I'm trying to determine the cycles in a directed graph using Tarjan's algorithm, presented in his research paper "Enumeration of the elementary circuits of a directed graph" from Septermber 1972.
I'm using Python to code the algorithm, and an adjacency list to keep track of the relationships between nodes.
So in "G" below, node 0 points to node 1, node 1 points to nodes 4,6,7... etc.

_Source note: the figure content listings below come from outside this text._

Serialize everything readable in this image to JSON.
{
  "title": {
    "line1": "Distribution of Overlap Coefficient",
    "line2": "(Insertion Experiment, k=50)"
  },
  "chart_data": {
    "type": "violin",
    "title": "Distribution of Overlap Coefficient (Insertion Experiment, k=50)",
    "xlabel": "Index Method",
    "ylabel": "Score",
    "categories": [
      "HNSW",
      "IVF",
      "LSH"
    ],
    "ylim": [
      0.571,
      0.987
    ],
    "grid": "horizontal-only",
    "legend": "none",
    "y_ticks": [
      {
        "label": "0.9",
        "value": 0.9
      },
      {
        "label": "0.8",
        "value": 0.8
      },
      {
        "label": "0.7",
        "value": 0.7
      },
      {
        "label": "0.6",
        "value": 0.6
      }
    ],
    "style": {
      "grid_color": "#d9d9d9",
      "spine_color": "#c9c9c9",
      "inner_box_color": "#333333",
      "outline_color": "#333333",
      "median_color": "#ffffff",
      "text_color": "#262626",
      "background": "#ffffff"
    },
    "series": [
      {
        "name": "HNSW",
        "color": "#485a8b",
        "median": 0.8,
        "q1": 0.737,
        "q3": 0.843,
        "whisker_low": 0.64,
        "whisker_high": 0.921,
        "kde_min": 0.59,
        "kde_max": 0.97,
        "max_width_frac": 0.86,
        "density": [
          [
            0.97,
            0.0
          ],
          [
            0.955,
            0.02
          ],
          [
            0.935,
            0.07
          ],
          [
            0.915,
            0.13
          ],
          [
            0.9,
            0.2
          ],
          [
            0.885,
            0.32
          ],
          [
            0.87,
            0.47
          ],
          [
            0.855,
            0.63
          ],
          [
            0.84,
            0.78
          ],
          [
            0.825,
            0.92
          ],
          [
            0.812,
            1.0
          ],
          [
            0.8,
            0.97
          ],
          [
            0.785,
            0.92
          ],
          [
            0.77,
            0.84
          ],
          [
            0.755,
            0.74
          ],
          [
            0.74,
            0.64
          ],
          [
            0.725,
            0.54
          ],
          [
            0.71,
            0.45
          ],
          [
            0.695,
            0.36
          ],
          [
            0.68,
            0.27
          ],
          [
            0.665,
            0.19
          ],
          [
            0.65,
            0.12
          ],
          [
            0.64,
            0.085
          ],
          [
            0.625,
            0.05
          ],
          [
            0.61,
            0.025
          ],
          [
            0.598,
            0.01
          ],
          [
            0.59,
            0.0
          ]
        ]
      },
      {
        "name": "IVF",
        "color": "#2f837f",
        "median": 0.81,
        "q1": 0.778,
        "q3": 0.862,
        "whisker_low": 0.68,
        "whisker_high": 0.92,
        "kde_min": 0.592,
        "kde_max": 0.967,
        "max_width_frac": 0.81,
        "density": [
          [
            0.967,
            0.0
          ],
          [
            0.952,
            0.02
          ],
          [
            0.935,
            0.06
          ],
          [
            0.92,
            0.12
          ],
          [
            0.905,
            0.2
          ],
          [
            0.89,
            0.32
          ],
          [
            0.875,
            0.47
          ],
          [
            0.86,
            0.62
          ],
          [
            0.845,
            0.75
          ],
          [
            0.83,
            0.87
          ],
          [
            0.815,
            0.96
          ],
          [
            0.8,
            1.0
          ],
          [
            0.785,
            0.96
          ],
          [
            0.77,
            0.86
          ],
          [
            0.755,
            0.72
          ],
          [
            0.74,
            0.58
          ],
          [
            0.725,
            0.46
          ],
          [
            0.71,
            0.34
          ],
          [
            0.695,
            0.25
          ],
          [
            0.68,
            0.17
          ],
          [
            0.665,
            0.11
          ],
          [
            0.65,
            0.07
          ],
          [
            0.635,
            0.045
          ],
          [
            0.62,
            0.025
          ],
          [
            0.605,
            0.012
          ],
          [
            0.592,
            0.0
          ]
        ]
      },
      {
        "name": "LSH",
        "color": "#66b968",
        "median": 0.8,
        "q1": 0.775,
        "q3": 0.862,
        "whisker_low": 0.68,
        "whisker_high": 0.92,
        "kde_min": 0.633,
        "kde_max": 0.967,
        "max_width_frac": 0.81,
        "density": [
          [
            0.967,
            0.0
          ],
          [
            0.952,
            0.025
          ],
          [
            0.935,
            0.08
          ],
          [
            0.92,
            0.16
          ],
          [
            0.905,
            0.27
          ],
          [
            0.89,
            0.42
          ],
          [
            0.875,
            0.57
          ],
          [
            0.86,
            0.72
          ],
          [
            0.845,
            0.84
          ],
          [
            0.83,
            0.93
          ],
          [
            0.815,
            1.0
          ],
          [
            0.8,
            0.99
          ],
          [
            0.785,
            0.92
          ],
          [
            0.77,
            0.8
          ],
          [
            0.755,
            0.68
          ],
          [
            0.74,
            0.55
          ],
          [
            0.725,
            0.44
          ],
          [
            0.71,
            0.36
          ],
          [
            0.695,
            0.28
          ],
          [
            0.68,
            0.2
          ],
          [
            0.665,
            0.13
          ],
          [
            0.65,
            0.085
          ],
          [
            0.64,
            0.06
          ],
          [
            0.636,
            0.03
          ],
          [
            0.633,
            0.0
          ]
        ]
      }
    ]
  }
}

G = [[1], [4, 6, 7], [4, 6, 7], [4, 6, 7], [2, 3], [2, 3], [5, 8], [5, 8], [], []]
N = len(G)
points = []
marked_stack = []
marked = [False for x in xrange(0,N)]
g = None
def tarjan(s, v, f):
global g
points.append(v)
marked_stack.append(v)
marked[v] = True
for w in G[v]:
if w < s:
G[v].pop(G[v].index(w))
elif w == s:
print points
f = True
elif marked[w] == False:
if f == g and f == False:
f = False
else:
f = True
tarjan(s, w, g)
g = f
if f == True:
u = marked_stack.pop()
while (u != v):
marked[u] = False
u = marked_stack.pop()
#v is now deleted from mark stacked, and has been called u
#unmark v
marked[u] = False
points.pop(points.index(v))
for i in xrange(0,N):
marked[i] = False
for i in xrange(0,N):
points = []
tarjan(i,i, False)
while (len(marked_stack) > 0):
u = marked_stack.pop()
marked[u] = False
Tarjan's algorithm detects the following cycles:
[2, 4]
[2, 4, 3, 6, 5]
[2, 4, 3, 7, 5]
[2, 6, 5]
[2, 6, 5, 3, 4]
[2, 7, 5]
[2, 7, 5, 3, 4]
[3, 7, 5]
I've also done Tiernan's algorithm, and it (correctly) finds 2 extra cycles:
[3,4]
[3,6,5]
I'd appreciate any help in finding out why Tarjan skips over those 2 cycles. A problem in my code perhaps?